Already we live in a world in which the confiscation of coin from the people, by the banks, is underway.
The financial establishment-implanted banker-leader of Greece forced that nation to exchange its debt for even more debt. Within that contract, bankers wrote in their right to take the only money the Greek people had left, 3,568,732 ounces of gold. Additionally, in the (banker-) celebrated “deal” the people’s pensions and wage rates were demolished, ensuring that the only recovery forthcoming would be the recovery of Greek gold by the bankers.

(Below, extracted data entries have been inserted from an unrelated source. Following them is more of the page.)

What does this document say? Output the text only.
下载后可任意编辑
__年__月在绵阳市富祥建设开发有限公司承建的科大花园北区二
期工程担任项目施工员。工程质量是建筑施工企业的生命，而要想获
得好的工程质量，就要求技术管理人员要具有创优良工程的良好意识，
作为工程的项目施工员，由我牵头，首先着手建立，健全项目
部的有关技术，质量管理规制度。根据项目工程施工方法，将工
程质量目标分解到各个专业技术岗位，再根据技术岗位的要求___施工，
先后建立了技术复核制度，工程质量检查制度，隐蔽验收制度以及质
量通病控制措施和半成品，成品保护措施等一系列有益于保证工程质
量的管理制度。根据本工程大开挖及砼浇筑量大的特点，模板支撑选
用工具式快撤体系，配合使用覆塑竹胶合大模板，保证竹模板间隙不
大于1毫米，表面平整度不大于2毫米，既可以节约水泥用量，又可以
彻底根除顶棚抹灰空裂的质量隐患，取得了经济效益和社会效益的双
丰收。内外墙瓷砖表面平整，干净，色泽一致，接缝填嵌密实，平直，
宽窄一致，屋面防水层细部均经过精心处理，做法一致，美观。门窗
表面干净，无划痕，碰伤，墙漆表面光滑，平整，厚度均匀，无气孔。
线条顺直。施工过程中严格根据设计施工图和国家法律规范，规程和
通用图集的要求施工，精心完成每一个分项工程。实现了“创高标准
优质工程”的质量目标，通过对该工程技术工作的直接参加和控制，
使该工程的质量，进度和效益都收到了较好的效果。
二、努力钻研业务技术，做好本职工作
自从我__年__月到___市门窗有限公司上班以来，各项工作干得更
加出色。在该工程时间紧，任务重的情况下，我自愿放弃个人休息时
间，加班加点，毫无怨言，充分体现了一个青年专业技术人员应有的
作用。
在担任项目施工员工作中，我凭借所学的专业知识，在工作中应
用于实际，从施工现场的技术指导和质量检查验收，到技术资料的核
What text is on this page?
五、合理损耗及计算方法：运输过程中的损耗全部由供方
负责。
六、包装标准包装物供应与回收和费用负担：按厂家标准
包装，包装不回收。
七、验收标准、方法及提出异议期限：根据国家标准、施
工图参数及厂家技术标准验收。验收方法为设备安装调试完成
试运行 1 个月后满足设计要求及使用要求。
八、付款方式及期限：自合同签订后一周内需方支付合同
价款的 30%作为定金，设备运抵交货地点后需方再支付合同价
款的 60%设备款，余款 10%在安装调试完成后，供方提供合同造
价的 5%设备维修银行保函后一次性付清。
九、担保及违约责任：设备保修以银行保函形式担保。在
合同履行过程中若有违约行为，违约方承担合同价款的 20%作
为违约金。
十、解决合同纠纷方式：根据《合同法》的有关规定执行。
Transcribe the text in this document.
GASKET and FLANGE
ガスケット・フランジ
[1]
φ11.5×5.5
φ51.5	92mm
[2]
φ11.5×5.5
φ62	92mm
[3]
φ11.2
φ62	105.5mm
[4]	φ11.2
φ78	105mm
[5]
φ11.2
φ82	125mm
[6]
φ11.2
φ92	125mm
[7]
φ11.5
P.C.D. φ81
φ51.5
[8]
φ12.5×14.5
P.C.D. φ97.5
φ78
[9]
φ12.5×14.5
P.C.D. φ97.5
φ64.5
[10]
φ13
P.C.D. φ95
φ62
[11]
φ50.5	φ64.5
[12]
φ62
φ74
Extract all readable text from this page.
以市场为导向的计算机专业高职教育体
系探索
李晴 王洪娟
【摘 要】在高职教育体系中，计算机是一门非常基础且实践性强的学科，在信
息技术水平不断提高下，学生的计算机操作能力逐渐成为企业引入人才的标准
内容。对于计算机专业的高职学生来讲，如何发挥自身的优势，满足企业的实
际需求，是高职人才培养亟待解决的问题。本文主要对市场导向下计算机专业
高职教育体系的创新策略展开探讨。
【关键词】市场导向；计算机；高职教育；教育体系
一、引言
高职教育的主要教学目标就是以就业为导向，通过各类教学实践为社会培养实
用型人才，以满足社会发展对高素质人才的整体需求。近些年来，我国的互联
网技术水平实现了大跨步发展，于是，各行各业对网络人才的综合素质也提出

Portugal is next up for this method of confiscation, based on its ratio of unsustainable debt to gold owned, some 12,297,660 ounces.
Switching to 1’s and 0’s is not only unsafe due to the vulnerability of an electric-dependent system, it potentially makes it possible for one person to control the fruits of labor of the entire global population, whether by adding to the supply of currency (inflation), or by simply deleting an account. Oh, and remind the totalitarians not to forget to defrag the hard drive.
Inflation is simply an increase in the supply of currency and credit. The rate at which the general level of prices for goods and services is rising, and subsequently, purchasing power is falling is defined by the term "price inflation." Central Banks attempt to stop deflation, a natural phenomenon which occurs in order to correct the prior inflation.